Ocean Blue
Finding Nemo is an apropos setting for exploring psychological states.
We begin in the reef, comfort thereof, though of course inevitably subject to tragedy. The tragedy permanently expands the periphery: you are now always vaguely glancing at amorphous portal ahead.
Yet no matter how much you glance, replaying the moments and wondering what you could’ve made different, the portal widens. The days come, until Another One shows, and then you realize your reef mindset doesn’t seem to have the answers for the abyss around the corner. And you can’t stand to lose much more, so you venture forth.
As the mental perimeter expands more, seeking your lost child self so, for a moment, ignoring the crumpledness within, you can find some amusement. Some semblance of progression: new friends, new winds. Continents.
Though with each goodbye and the more you look around, reef surely missing, so everything seems alien and surrounds you. Things full of broken promise. So one puts down all the books that you thought could’ve lit more ahead.
Flying away further, in a hope to recover. Of course, one day, there is nothing left. All surrounding you is an endless blue. Nothing to grab onto.

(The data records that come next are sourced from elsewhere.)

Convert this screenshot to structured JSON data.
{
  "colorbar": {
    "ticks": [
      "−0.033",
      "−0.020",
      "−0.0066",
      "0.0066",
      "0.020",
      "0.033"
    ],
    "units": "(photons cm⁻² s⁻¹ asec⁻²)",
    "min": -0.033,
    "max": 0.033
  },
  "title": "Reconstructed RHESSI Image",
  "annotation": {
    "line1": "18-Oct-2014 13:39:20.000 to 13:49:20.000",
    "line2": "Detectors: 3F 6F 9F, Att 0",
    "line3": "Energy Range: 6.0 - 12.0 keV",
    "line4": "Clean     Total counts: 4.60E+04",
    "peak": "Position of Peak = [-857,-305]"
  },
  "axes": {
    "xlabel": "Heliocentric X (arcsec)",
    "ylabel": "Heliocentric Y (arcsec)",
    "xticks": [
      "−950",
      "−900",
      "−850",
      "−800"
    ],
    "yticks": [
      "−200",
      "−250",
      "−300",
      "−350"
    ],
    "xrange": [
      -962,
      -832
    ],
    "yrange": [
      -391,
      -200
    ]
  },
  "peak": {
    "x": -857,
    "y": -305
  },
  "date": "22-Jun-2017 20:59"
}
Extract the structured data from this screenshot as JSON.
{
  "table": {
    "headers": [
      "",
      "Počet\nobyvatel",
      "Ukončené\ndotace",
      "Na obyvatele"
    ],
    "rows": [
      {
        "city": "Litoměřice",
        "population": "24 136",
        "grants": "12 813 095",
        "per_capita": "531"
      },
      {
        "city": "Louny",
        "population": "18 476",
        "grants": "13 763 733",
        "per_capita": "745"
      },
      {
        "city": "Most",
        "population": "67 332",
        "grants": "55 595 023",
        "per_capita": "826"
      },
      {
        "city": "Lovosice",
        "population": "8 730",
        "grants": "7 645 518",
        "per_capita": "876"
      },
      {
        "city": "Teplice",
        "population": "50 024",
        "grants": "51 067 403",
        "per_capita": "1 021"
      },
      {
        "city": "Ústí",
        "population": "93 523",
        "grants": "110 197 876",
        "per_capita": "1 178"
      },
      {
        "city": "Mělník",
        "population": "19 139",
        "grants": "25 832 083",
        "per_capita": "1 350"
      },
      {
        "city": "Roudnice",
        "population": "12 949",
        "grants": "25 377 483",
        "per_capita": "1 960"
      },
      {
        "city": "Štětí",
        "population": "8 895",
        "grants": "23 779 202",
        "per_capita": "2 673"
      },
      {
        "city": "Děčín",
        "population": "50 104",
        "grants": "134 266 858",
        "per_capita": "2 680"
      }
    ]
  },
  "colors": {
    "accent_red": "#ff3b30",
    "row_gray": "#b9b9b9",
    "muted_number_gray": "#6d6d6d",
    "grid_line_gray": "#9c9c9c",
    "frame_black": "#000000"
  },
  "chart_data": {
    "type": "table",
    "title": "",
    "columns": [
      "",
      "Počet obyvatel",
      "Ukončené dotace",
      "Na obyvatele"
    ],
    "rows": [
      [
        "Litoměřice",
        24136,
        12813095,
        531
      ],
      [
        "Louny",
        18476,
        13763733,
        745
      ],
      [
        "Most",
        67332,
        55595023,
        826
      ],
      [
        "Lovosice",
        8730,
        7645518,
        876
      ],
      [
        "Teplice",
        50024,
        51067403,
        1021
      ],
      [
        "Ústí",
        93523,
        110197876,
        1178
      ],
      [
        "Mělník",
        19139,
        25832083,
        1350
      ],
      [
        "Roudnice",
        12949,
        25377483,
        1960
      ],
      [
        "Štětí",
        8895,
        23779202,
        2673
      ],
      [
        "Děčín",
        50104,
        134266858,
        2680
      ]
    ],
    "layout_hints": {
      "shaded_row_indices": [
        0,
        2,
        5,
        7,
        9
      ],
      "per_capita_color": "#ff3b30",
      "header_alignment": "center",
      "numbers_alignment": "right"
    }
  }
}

Suspended in that nothingness, a void for miles, so one could close their eyes and it’d be no different. Whether one wants to capture it as a descent or a water pressure webberized and softly supporting, nevertheless it dawns how words fail. The limits of your world and language. The unknown unknowns. Flashes of the reef once more: a single bed heaved and centered in this murky abyss; the lack of scaling and nothing makes sense.
Ocean blue, given a thought: containing multitudes to where, dared to venture, you may be swallowed in the formlessness.
Finding Nemo or the Latin rendering: Finding Nobody.
The film ends with a unity, back to reef, and all the abyss you could fondly tell. There wasn’t any answer out there. Whether you acknowledge the institutions around you or not, the most solid structure you can hope for is from me. You.
All we have is each other. In unity we naturally make the most of it.
Abyss and ocean with our golden coral blearing; kids, get up for school, it’s starting!